The IMF insists that the deployment of vaccines - which will be very uneven between regions of the world - allows a surge of optimism in this year that has just begun.

But that does not mean that the outlook is clear of risks, which, as the document published this Wednesday points out, "threatens financial stability in some sectors and countries."

The Fund's technicians also warn of a possible correction in the price of assets if investors began to bet on uneven growth between countries and sectors.

But the most interesting thing about the document presented this Tuesday is not the large macroeconomic figures, but the references to specific agents such as families and companies.

"Although solvency problems have been limited for now, there is still risk in non-financial companies," says the Fund.

Its economists warn of the so -

called

fallen angels

- companies whose bonds lose investment grade and become speculative, famous

junk bonds

-

,

whose number has tripled since the outbreak of the pandemic.

"Its potential for growth is high in regions such as the EU and the US," the document adds.

On China, the IMF warns of the delicate financial balance of its large semi-state conglomerates.

In the last year, in the last year at least 11 groups have suspended the payment of their debt, a clear warning about the weaknesses of the Asian giant's financial system.

Ultimately, the body headed by Kristalina Georgieva concludes that the health of the global business fabric depends on the evolution and duration of the pandemic.

"In the event that investors reassess growth prospects, liquidity pressures and the risk of these becoming insolvencies could resurface," they conclude.

The families of half the world do not have a clearer picture.

So far, the problems of the households hardest hit by the pandemic have been cushioned by the support of the States, as well as by low interest rates that make their debt burden less heavy.

“But the poorest families have been more affected than the rest.

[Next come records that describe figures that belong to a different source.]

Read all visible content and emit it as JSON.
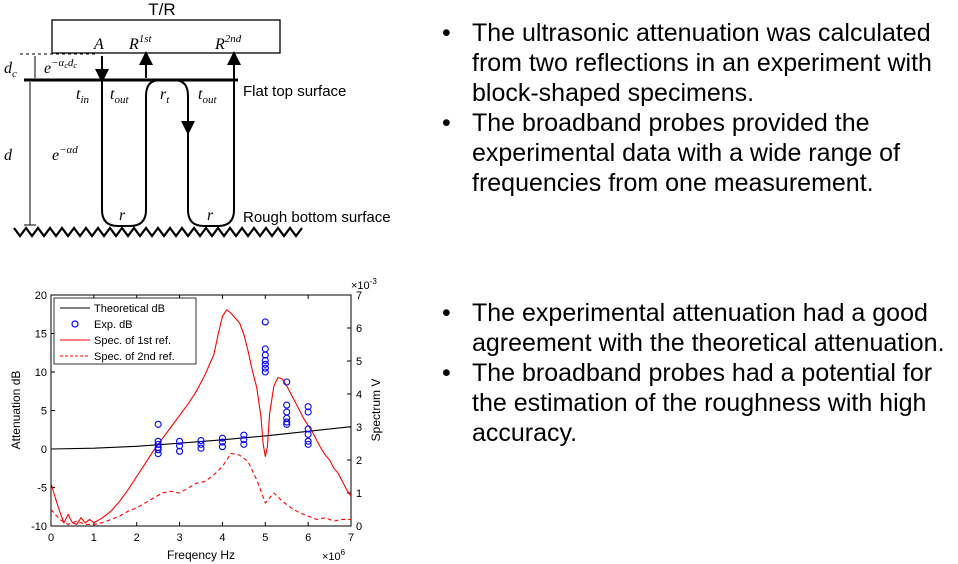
{
  "diagram": {
    "transducer_label": "T/R",
    "labels": {
      "A": "A",
      "R1": "R",
      "R1_sup": "1st",
      "R2": "R",
      "R2_sup": "2nd",
      "dc": "d",
      "dc_sub": "c",
      "d": "d",
      "exp_dc": "e",
      "exp_dc_sup": "−α",
      "exp_dc_sup_sub": "c",
      "exp_dc_sup_tail": "d",
      "exp_dc_sup_tail_sub": "c",
      "exp_d": "e",
      "exp_d_sup": "−αd",
      "t_in": "t",
      "t_in_sub": "in",
      "t_out1": "t",
      "t_out1_sub": "out",
      "r_t": "r",
      "r_t_sub": "t",
      "t_out2": "t",
      "t_out2_sub": "out",
      "r1": "r",
      "r2": "r"
    },
    "flat_surface_label": "Flat top surface",
    "rough_surface_label": "Rough bottom surface"
  },
  "chart_data": {
    "type": "line",
    "xlabel": "Freqency Hz",
    "ylabel_left": "Attenuation dB",
    "ylabel_right": "Spectrum V",
    "x_multiplier": "×10",
    "x_multiplier_exp": "6",
    "y2_multiplier": "×10",
    "y2_multiplier_exp": "-3",
    "xlim": [
      0,
      7
    ],
    "ylim_left": [
      -10,
      20
    ],
    "ylim_right": [
      0,
      7
    ],
    "xticks": [
      0,
      1,
      2,
      3,
      4,
      5,
      6,
      7
    ],
    "yticks_left": [
      -10,
      -5,
      0,
      5,
      10,
      15,
      20
    ],
    "yticks_right": [
      0,
      1,
      2,
      3,
      4,
      5,
      6,
      7
    ],
    "legend_position": "top-left",
    "colors": {
      "theoretical": "#000000",
      "exp": "#0000ff",
      "spec1": "#ff0000",
      "spec2": "#ff0000"
    },
    "series": [
      {
        "name": "Theoretical dB",
        "axis": "left",
        "style": "solid",
        "x": [
          0,
          1,
          2,
          3,
          4,
          5,
          6,
          7
        ],
        "y": [
          0,
          0.1,
          0.35,
          0.75,
          1.2,
          1.7,
          2.3,
          2.9
        ]
      },
      {
        "name": "Exp. dB",
        "axis": "left",
        "style": "markers",
        "x": [
          2.5,
          2.5,
          2.5,
          2.5,
          2.5,
          2.5,
          3,
          3,
          3,
          3.5,
          3.5,
          3.5,
          4,
          4,
          4,
          4.5,
          4.5,
          4.5,
          5,
          5,
          5,
          5,
          5,
          5,
          5,
          5.5,
          5.5,
          5.5,
          5.5,
          5.5,
          5.5,
          6,
          6,
          6,
          6,
          6,
          6
        ],
        "y": [
          3.2,
          1.0,
          0.6,
          0.2,
          -0.1,
          -0.6,
          1.0,
          0.4,
          -0.3,
          1.1,
          0.6,
          0.1,
          1.4,
          0.9,
          0.3,
          1.8,
          1.2,
          0.6,
          16.5,
          13.0,
          12.2,
          11.5,
          11.0,
          10.5,
          10.0,
          8.7,
          5.7,
          4.8,
          4.0,
          3.5,
          3.2,
          5.5,
          4.8,
          2.6,
          1.9,
          1.0,
          0.6
        ]
      },
      {
        "name": "Spec. of 1st ref.",
        "axis": "right",
        "style": "solid",
        "x": [
          0,
          0.1,
          0.2,
          0.3,
          0.4,
          0.5,
          0.6,
          0.7,
          0.8,
          0.9,
          1.0,
          1.2,
          1.4,
          1.6,
          1.8,
          2.0,
          2.2,
          2.4,
          2.6,
          2.8,
          3.0,
          3.2,
          3.4,
          3.6,
          3.8,
          3.9,
          4.0,
          4.1,
          4.2,
          4.3,
          4.4,
          4.5,
          4.6,
          4.7,
          4.8,
          4.9,
          4.95,
          5.0,
          5.05,
          5.1,
          5.2,
          5.3,
          5.4,
          5.5,
          5.6,
          5.7,
          5.8,
          5.9,
          6.0,
          6.1,
          6.2,
          6.3,
          6.4,
          6.5,
          6.6,
          6.7,
          6.8,
          6.9,
          7.0
        ],
        "y": [
          1.3,
          0.85,
          0.45,
          0.1,
          0.35,
          0.1,
          0.05,
          0.25,
          0.1,
          0.2,
          0.1,
          0.25,
          0.45,
          0.75,
          1.1,
          1.5,
          1.9,
          2.3,
          2.65,
          3.0,
          3.35,
          3.7,
          4.1,
          4.6,
          5.2,
          5.8,
          6.35,
          6.55,
          6.45,
          6.3,
          6.15,
          5.8,
          5.3,
          4.7,
          4.2,
          3.3,
          2.5,
          2.1,
          2.4,
          3.4,
          4.25,
          4.5,
          4.45,
          4.25,
          4.0,
          3.75,
          3.5,
          3.25,
          3.05,
          2.85,
          2.6,
          2.35,
          2.15,
          2.0,
          1.75,
          1.6,
          1.35,
          1.1,
          0.9
        ]
      },
      {
        "name": "Spec. of 2nd ref.",
        "axis": "right",
        "style": "dashed",
        "x": [
          0,
          0.2,
          0.4,
          0.6,
          0.8,
          1.0,
          1.2,
          1.4,
          1.6,
          1.8,
          2.0,
          2.2,
          2.4,
          2.6,
          2.8,
          3.0,
          3.2,
          3.4,
          3.6,
          3.8,
          4.0,
          4.2,
          4.4,
          4.6,
          4.8,
          5.0,
          5.2,
          5.4,
          5.6,
          5.8,
          6.0,
          6.2,
          6.4,
          6.6,
          6.8,
          7.0
        ],
        "y": [
          0.5,
          0.2,
          0.05,
          0.15,
          0.05,
          0.05,
          0.1,
          0.2,
          0.3,
          0.45,
          0.55,
          0.7,
          0.85,
          1.0,
          1.05,
          1.0,
          1.15,
          1.3,
          1.35,
          1.55,
          1.8,
          2.2,
          2.15,
          1.95,
          1.4,
          0.7,
          1.0,
          0.75,
          0.55,
          0.4,
          0.3,
          0.2,
          0.25,
          0.15,
          0.2,
          0.2
        ]
      }
    ]
  },
  "bullets_top": [
    "The ultrasonic attenuation was calculated from two reflections in an experiment with block-shaped specimens.",
    "The broadband probes provided the experimental data with a wide range of frequencies from one measurement."
  ],
  "bullets_bottom": [
    "The experimental attenuation had a good agreement with the theoretical attenuation.",
    "The broadband probes had a potential for the estimation of the roughness with high accuracy."
  ]
}
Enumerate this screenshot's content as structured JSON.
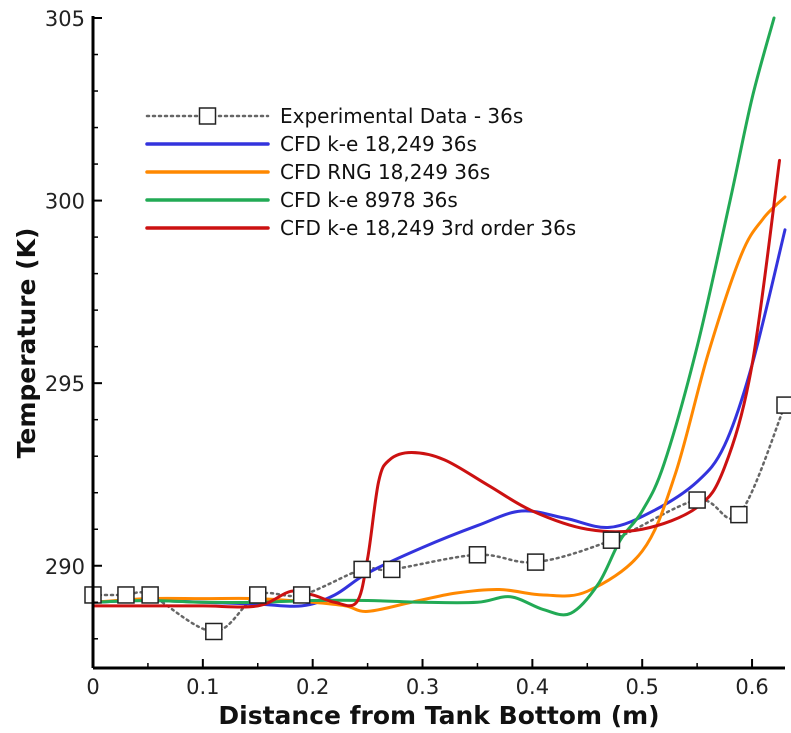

This suggests that financial problems will increase if public aid is withdrawn too soon or there is an incomplete economic recovery ”, he continues.

Finally, banks are another source of concern, despite the fact that for now the health crisis has not changed to a financial crisis.

"The challenges they face to maintain profitability, especially in a scenario of low interest rates, cast doubt on their ability or willingness to continue lending in the coming quarters," say the Fund's experts, who fear that banks will start to restrict credit due to the increase in bad debts that comes to them.

As they have repeated on other occasions, IMF officials insist that the support of governments and central banks is still necessary to stabilize the economy until a solid recovery is seen.

"It is necessary to build a bridge that allows reaching the moment when vaccines are already available to all, and this implies ensuring liquidity for families and companies, and keeping financial risks under control", they conclude.